Шрифт:
Интервал:
Закладка:
Миновав пустыри и затем громадный чайный склад, обнесенный каменной стеной, Дорджи с отцом дошли до китайского городка – Маймачина. Здесь дома были не деревянные, как у русских, а глиняные, одноэтажные, с большими, во всю переднюю стену, решетчатыми окнами. В этих оконных решетках не было стекол: их заменяла белая бумага. Идя вдоль улицы, путники наши заметили, что передний фасад каждого дома был открыт, что во всех этих открытых домах помещались лавки и разные склады товаров, отделявшихся от улицы одним только прилавком. Внутри лавка была занята с трех сторон полками с разложенными на них китайскими товарами. Тут обыкновенно в одной и той же лавке были и свертки шелковых материй самых ярких цветов, и шелковые, расшитые шелками же халаты и китайские сапоги, и шляпы, в которых любили щеголять буряты.
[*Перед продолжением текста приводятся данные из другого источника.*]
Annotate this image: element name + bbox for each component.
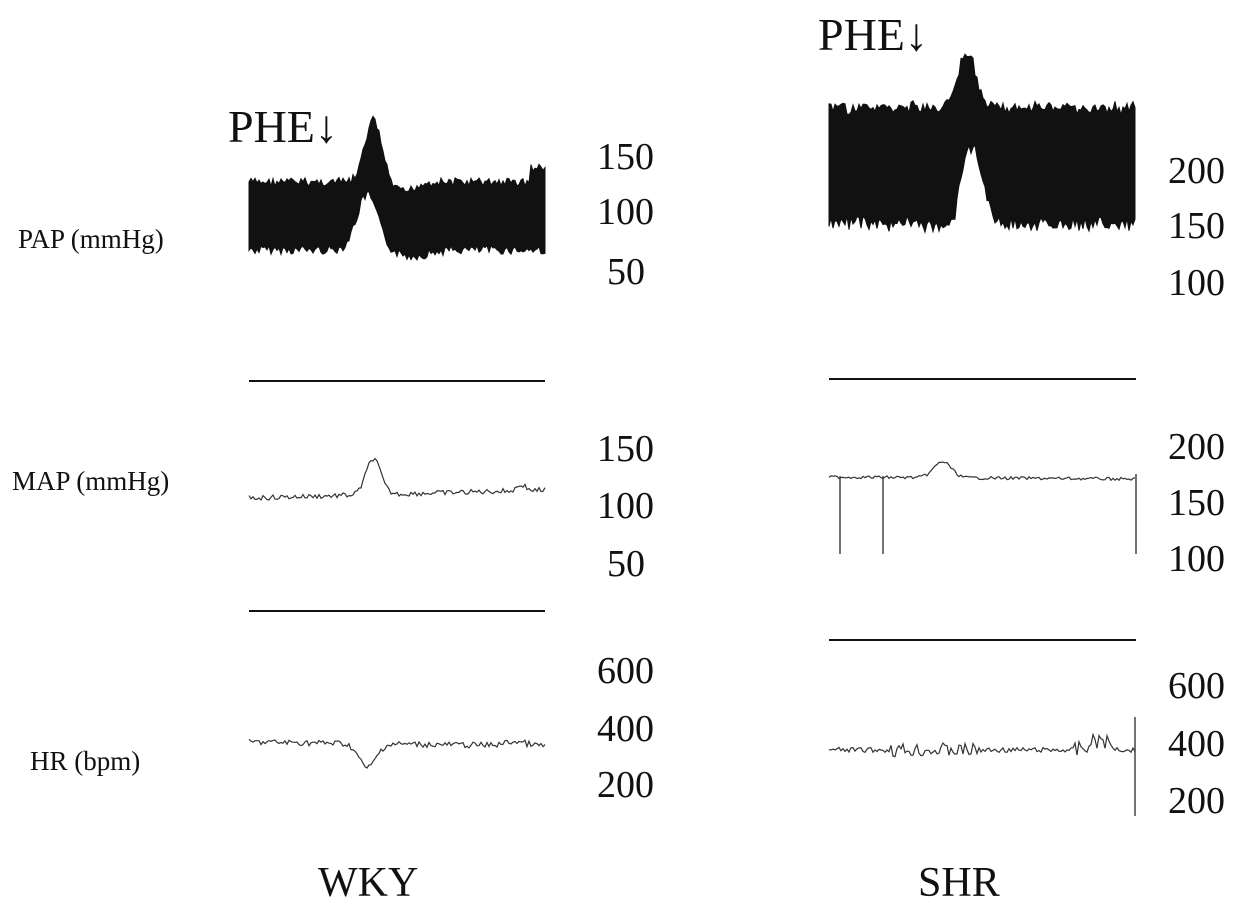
trace-shr-map bbox=[828, 461, 1136, 482]
tick-wky-pap-3: 50 bbox=[607, 251, 645, 293]
tick-wky-map-3: 50 bbox=[607, 543, 645, 585]
tick-shr-hr-3: 200 bbox=[1168, 780, 1225, 822]
trace-wky-pap bbox=[248, 115, 546, 261]
trace-shr-hr bbox=[828, 732, 1136, 758]
group-label-shr: SHR bbox=[918, 860, 1000, 906]
trace-wky-map bbox=[248, 457, 546, 502]
tick-shr-map-3: 100 bbox=[1168, 538, 1225, 580]
tick-shr-pap-3: 100 bbox=[1168, 262, 1225, 304]
trace-shr-pap bbox=[828, 53, 1136, 234]
tick-wky-map-1: 150 bbox=[597, 428, 654, 470]
trace-wky-hr bbox=[248, 738, 546, 769]
channel-label-pap: PAP (mmHg) bbox=[18, 224, 164, 254]
tick-wky-map-2: 100 bbox=[597, 485, 654, 527]
tick-wky-pap-2: 100 bbox=[597, 191, 654, 233]
tick-shr-map-2: 150 bbox=[1168, 482, 1225, 524]
tick-wky-hr-3: 200 bbox=[597, 764, 654, 806]
channel-label-map: MAP (mmHg) bbox=[12, 466, 170, 496]
event-marker-wky: PHE↓ bbox=[228, 101, 338, 152]
tick-shr-pap-2: 150 bbox=[1168, 205, 1225, 247]
group-label-wky: WKY bbox=[318, 860, 419, 906]
event-marker-shr: PHE↓ bbox=[818, 9, 928, 60]
tick-shr-map-1: 200 bbox=[1168, 426, 1225, 468]
tick-shr-hr-1: 600 bbox=[1168, 665, 1225, 707]
tick-wky-hr-2: 400 bbox=[597, 708, 654, 750]
tick-shr-pap-1: 200 bbox=[1168, 150, 1225, 192]
tick-wky-pap-1: 150 bbox=[597, 136, 654, 178]
tick-wky-hr-1: 600 bbox=[597, 650, 654, 692]
channel-label-hr: HR (bpm) bbox=[30, 746, 141, 776]
tick-shr-hr-2: 400 bbox=[1168, 723, 1225, 765]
Другие полки были заняты фарфоровой посудой и даже печеньями и сушеными фруктами.
Стены лавок и двери были увешаны китайскими картинами, где драконы и всадники на конях фантастических форм могли испугать своим грозным видом, громадными усами и выпученными глазами самого неробкого из китайцев. Дорджи очень интересовался всем этим, но еще больше заняли его сами китайцы; ему показалось, что все приказчики в китайских лавках были женщины. С особенным вниманием глядел он на молодых мальчиков, с розовыми лицами и нежными руками, украшенными нефритовыми браслетами. Белые чулки и башмаки, длинные косы и цветные пелеринки, надетые затем, чтобы коса не пачкала халат, довершали сходство. Старики, желтые и безбородые, тоже больше походили на старух. Китайцы очень понравились Дорджи; они были ласковы с ним и помогали ему выбрать себе настоящий монгольский ножик, какой всякий щеголь-бурят носит за кушаком.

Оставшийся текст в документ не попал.